Forward iterator requirements do not include the requirements of output iterators, so is the example above undefined? I'm using the iterator as an output iterator even though there's no obvious guarantee that it will be one.
I'm fairly certain the above code is valid, however, so my guess is that you can infer from the details about containers that the forward iterator returned by begin() will in fact also support the output iterator requirements. In that case, when does begin() not return an output iterator? Only when the container is const or are there other situations?
Forward iterators can conform the the specifications of an output iterator if they're mutable, depending on the type of the sequence. It's not explicitly spelled out (unlike the fact that they to input iterator requirements), but if we take a look at the requirements table
we can go and check if a given forward iterator conforms to them:
*r = o
(§24.2.5/1): if X is a mutable iterator, reference is a reference to T
A mutable reference is assignable (unless you have a non-assignable type, obviously).
++r, r++, *r++ = o
(§24.2.5 Table 109)
The first line in Table 109 is the same requirement as for output iterators, except that forward iterators don't have the remark. The second line is more restrictive than for output iterators, since it specifies that a reference must be returned.

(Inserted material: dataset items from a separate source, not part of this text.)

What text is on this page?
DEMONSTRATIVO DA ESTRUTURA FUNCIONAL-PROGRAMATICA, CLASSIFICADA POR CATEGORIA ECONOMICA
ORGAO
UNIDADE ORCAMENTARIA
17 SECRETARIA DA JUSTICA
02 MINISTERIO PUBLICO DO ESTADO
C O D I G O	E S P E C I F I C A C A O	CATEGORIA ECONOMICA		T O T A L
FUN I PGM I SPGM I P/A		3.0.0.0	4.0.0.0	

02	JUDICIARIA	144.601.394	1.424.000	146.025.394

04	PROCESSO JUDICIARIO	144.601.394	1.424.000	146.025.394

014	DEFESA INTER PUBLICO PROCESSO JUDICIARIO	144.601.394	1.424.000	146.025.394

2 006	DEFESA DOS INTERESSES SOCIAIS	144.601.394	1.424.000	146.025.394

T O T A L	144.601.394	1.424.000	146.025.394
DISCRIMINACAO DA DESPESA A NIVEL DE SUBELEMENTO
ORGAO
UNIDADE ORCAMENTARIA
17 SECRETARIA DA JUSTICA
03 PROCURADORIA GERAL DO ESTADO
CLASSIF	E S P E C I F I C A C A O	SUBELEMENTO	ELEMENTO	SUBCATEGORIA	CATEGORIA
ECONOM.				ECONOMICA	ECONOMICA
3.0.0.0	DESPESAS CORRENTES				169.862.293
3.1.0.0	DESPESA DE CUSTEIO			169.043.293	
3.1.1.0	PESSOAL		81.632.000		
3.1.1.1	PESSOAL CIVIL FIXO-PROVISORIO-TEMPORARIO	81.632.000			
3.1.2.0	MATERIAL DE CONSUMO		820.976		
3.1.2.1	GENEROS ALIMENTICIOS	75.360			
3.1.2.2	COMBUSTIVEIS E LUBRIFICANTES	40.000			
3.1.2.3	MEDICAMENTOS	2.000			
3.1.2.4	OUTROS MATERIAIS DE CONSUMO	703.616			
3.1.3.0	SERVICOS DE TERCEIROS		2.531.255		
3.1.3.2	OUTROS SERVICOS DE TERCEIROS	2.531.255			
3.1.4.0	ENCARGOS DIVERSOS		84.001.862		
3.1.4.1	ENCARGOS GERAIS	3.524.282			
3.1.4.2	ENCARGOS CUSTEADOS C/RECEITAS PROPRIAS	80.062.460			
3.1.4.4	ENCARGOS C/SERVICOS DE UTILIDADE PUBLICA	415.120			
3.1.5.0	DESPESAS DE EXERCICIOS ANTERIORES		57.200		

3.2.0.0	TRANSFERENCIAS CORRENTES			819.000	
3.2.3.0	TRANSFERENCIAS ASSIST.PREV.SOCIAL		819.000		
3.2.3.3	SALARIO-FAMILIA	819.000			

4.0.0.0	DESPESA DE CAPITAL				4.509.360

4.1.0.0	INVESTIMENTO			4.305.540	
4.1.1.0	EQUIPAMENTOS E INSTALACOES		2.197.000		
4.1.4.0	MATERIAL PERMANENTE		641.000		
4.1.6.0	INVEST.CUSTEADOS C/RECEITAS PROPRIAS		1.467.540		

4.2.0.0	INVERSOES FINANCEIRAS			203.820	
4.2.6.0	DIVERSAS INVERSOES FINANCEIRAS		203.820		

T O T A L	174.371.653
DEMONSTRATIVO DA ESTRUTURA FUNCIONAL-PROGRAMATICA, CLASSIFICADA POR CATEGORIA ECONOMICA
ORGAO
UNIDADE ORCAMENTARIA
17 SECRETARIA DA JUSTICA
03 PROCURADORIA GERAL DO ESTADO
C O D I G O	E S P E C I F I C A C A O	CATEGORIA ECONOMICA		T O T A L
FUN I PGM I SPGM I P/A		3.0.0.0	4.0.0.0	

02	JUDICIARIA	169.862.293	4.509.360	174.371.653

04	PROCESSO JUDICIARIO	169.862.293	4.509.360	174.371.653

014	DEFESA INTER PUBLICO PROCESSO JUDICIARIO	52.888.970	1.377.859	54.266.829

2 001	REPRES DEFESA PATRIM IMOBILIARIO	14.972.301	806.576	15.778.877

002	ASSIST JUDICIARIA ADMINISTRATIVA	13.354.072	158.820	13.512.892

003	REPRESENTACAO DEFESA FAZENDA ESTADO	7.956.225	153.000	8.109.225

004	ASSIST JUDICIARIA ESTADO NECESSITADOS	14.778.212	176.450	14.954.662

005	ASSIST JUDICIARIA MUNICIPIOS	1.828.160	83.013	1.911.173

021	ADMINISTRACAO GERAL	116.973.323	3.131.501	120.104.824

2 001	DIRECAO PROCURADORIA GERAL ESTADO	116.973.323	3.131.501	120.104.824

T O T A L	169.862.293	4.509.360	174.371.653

Bottom line, if you have a mutable forward iterator into a sequence of copy-assignable types, you have a valid output iterator.
(Technically, a constant iterator into a sequence of types that have a operator=(...) const and mutable members would also qualify, but let's hope nobody does something like that.)
Forward iterator requirements do not include the requirements of output iterators
This sounds backwards. OutputIterators need to satisfy fewer criteria than ForwardIterators.
(Forward iterators should be reusable after increment, i.e. incrementing them twice should yield the same result).
Therefore, it is ok provided that the output iterator stays valid until the algorithm completes. IOW:
auto outit = std::begin(v2);
std::advance(outit, v1.size()); // or: std::distance(std::begin(v1), std::end(v2))
// outit should still be valid here
Edit To the comment:
§ 24.2.1
Iterators that further satisfy the requirements of output iterators are called mutable iterators. Nonmutable iterators are referred to as constant iterators.
Now, let me find the bit that ties this together saying vector::begin() returns mutable Random Access iterator.
For info
§ 24.2.5 Forward iterators [forward.iterators]
1 A class or pointer type X satisfies the requirements of a forward iterator if
X satisfies the requirements of an input iterator (24.2.3),
X satisfies the DefaultConstructible requirements (17.6.3.1),
if X is a mutable iterator, reference is a reference to T; if X is a const iterator, reference is a reference to const T,
the expressions in Table 109 are valid and have the indicated semantics, and
objects of type X offer the multi-pass guarantee, described below.